Let $\displaystyle T: V \longrightarrow V$ be a linear operator on a vector space of dimension 2. Assume that $\displaystyle T$ is not multiplication by a scalar. Prove that there is a vector $\displaystyle v\in V$ such that $\displaystyle (v, T(v))$ is a basis of $\displaystyle V$, and describe the matrix of $\displaystyle T$ with respect to that basis.

So I think I have a proof, any critique and suggestions would be appreciated.

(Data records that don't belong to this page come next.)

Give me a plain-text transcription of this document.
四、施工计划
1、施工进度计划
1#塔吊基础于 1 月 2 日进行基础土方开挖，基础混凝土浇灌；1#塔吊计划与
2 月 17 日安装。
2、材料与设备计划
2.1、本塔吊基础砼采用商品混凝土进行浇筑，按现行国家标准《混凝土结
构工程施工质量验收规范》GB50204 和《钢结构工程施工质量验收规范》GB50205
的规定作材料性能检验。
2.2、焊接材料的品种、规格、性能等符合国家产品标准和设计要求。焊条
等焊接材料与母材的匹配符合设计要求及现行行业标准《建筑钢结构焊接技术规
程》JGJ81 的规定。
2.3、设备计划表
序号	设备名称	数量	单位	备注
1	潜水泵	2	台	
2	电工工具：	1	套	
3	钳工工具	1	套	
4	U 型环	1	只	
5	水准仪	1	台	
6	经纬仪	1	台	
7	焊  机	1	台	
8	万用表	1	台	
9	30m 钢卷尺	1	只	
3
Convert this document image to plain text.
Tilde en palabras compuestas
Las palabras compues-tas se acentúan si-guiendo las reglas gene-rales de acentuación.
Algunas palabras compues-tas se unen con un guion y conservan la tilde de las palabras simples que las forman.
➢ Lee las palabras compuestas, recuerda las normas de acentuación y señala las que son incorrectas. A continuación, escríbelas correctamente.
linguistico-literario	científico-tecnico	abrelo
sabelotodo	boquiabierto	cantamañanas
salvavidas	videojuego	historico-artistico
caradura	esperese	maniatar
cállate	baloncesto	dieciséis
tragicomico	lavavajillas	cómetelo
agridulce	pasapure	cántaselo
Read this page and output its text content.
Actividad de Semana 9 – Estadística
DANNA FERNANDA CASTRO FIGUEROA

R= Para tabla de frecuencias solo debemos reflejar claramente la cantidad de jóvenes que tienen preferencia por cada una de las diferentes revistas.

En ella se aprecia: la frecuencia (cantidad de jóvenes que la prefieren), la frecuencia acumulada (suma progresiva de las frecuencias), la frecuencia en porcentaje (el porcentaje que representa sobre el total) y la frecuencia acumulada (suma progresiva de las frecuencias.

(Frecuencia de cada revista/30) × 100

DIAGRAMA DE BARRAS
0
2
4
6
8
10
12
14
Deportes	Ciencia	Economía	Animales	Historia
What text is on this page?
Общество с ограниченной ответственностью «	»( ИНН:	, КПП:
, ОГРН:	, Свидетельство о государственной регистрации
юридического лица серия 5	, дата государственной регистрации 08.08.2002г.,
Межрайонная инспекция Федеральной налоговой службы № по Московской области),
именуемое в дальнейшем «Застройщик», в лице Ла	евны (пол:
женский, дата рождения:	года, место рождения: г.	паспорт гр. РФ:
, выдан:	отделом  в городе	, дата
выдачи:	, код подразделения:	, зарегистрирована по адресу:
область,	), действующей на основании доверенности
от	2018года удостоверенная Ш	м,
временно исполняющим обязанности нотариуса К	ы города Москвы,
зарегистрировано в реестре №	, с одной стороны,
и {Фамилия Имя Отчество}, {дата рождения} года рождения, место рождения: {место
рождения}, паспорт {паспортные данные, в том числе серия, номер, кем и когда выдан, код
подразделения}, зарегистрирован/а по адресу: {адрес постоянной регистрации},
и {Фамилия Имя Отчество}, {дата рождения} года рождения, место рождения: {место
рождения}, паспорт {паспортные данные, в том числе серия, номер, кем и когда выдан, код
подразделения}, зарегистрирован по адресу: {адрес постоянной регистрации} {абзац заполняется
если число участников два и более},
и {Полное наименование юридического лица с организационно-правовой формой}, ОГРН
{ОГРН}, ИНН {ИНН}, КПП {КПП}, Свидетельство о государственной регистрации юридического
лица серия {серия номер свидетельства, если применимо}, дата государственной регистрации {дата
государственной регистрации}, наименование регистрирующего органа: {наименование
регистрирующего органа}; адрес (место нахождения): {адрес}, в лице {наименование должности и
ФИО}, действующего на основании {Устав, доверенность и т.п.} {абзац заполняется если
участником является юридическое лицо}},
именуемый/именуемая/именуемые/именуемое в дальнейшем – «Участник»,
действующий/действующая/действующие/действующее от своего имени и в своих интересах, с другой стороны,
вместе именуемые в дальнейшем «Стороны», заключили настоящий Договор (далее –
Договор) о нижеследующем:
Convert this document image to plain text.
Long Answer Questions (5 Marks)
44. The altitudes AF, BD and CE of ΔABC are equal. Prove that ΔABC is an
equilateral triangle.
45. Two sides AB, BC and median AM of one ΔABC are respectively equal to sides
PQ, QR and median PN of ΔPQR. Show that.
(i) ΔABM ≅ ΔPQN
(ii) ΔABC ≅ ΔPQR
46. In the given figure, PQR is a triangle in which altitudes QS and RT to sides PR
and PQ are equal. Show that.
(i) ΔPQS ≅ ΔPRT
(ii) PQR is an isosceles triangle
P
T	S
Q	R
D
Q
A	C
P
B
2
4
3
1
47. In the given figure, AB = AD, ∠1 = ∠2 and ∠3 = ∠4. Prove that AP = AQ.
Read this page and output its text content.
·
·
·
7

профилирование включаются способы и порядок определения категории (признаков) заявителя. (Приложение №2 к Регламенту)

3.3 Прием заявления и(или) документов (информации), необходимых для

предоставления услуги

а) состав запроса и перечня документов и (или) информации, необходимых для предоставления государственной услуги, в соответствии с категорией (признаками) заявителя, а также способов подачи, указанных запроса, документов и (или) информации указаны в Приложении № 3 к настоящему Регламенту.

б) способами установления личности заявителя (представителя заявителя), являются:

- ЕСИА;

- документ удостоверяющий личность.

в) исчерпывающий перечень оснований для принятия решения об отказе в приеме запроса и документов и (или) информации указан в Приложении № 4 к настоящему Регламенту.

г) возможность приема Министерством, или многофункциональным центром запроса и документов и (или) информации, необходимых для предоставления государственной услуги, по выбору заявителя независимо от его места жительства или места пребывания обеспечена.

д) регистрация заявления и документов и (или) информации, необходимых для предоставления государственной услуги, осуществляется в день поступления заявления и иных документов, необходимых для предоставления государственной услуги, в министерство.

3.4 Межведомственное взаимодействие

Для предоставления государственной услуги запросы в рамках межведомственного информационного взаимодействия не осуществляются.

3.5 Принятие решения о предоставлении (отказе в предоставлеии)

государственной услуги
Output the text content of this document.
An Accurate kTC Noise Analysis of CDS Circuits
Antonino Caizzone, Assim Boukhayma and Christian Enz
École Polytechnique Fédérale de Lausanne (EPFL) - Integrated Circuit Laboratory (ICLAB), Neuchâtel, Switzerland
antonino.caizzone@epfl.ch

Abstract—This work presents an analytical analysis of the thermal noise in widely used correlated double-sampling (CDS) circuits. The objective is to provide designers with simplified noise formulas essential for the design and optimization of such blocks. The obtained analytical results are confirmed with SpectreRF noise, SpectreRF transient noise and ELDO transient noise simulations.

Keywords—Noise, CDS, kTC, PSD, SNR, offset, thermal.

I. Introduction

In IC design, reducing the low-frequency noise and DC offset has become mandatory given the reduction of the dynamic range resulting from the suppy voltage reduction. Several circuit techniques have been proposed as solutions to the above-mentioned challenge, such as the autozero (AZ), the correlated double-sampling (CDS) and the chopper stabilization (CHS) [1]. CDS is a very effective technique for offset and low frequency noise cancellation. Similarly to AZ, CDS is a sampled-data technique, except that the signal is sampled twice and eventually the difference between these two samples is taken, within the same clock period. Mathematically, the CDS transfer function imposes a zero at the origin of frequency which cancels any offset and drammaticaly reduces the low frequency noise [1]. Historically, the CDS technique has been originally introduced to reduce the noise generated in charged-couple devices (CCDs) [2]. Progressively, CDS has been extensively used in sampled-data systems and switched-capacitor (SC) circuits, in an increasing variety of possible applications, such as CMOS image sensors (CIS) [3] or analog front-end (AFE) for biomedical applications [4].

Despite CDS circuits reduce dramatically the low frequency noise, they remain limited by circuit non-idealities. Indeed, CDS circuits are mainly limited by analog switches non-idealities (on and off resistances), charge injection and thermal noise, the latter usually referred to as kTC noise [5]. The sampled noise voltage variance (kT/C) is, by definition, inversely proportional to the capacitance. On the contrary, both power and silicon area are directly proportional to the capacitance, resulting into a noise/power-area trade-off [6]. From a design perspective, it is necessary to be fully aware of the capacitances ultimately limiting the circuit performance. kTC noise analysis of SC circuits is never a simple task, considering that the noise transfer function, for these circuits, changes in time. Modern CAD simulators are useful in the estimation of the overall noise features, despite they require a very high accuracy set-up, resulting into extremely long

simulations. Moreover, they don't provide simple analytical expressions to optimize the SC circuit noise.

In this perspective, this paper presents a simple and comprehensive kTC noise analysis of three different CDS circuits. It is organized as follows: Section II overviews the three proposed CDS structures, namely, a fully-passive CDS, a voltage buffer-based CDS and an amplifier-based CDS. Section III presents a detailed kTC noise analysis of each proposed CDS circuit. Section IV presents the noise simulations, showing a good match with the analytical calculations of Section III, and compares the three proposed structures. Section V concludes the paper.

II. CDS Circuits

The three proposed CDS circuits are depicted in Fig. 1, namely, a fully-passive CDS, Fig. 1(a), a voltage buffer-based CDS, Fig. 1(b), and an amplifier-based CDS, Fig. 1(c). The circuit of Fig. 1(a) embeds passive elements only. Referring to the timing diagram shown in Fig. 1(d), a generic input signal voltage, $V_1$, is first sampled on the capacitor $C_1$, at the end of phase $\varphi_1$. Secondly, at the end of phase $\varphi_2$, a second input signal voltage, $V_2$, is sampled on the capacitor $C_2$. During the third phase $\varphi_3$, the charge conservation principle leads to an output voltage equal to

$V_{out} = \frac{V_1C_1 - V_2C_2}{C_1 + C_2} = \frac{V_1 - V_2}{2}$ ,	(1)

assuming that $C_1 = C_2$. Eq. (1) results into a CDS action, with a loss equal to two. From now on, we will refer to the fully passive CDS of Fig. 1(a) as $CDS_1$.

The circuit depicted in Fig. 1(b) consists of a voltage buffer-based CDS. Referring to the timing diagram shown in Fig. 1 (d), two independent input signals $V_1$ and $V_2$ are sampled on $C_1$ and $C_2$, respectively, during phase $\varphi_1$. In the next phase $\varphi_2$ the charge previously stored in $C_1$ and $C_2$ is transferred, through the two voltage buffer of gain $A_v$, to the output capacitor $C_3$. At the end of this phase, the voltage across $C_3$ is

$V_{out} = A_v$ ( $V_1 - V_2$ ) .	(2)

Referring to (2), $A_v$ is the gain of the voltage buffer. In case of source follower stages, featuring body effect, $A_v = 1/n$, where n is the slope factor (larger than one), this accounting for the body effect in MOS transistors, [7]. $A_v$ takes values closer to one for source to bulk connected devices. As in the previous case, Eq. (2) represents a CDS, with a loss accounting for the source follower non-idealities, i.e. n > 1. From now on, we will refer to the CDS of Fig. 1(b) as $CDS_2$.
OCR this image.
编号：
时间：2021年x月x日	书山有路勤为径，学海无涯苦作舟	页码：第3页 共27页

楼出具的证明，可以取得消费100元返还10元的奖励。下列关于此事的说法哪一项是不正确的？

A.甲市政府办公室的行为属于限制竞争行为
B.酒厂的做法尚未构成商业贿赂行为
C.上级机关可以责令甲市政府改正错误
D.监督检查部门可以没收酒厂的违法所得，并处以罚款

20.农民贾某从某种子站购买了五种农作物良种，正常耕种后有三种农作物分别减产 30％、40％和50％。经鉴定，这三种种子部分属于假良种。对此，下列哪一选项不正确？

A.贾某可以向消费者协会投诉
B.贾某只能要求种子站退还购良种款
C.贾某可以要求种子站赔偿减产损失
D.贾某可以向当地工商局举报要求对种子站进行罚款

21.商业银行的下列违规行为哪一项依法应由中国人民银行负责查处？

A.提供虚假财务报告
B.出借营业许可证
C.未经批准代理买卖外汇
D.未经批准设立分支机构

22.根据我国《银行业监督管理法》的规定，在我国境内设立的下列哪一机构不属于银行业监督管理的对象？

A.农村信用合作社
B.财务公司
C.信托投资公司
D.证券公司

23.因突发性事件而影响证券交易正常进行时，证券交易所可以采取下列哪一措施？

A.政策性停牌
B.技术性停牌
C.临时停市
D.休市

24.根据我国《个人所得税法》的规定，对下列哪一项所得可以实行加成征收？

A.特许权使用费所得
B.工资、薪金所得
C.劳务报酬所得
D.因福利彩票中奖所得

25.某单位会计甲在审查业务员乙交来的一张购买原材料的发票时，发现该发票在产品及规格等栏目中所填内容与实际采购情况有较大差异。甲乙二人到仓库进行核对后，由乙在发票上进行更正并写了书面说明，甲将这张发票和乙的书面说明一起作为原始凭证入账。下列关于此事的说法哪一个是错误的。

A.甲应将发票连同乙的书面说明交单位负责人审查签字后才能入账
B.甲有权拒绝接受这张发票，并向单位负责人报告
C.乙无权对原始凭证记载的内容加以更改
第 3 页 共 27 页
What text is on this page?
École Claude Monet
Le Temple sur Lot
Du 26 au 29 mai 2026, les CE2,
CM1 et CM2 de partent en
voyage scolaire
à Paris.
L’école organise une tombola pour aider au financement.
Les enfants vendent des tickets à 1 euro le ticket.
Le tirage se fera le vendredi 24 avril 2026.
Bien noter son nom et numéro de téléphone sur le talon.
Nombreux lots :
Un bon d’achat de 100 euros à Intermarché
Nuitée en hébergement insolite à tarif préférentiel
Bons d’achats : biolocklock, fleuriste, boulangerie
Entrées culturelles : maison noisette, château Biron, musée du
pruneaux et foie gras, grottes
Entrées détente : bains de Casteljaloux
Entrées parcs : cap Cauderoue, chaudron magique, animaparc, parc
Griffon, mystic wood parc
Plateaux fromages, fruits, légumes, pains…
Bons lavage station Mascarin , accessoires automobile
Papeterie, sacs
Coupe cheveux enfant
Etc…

Let $\displaystyle v$ be any nonzero vector of $\displaystyle V$. Let $\displaystyle (v_{1}, v_{2})^{t}$ and $\displaystyle (w_{1}, w_{2})^{t}$ be coordinate vectors for $\displaystyle v$ and $\displaystyle T(v)$ respectively. Since $\displaystyle T$ is not scalar multiplication, we have that the 2 by 2 matrix with the coordinate vectors of $\displaystyle v$ and $\displaystyle T(v)$ as columns has a nonzero determinant and therefore is invertible, and so if we call this matrix $\displaystyle A$, then given any $\displaystyle b\in V$, there is a unique solution to the equation $\displaystyle AX = b$, and so $\displaystyle (v, T(v))$ is indeed a basis for $\displaystyle V$. $\displaystyle Q.E.D.$

I'm not sure how to find the matrix for $\displaystyle T$ according to this basis though. Again, any help would be appreciated, thanks.

Edit: Nevermind, I think my proof is entirely wrong since there is nothing saying that the vectors in the space have two components or not. I'm stuck.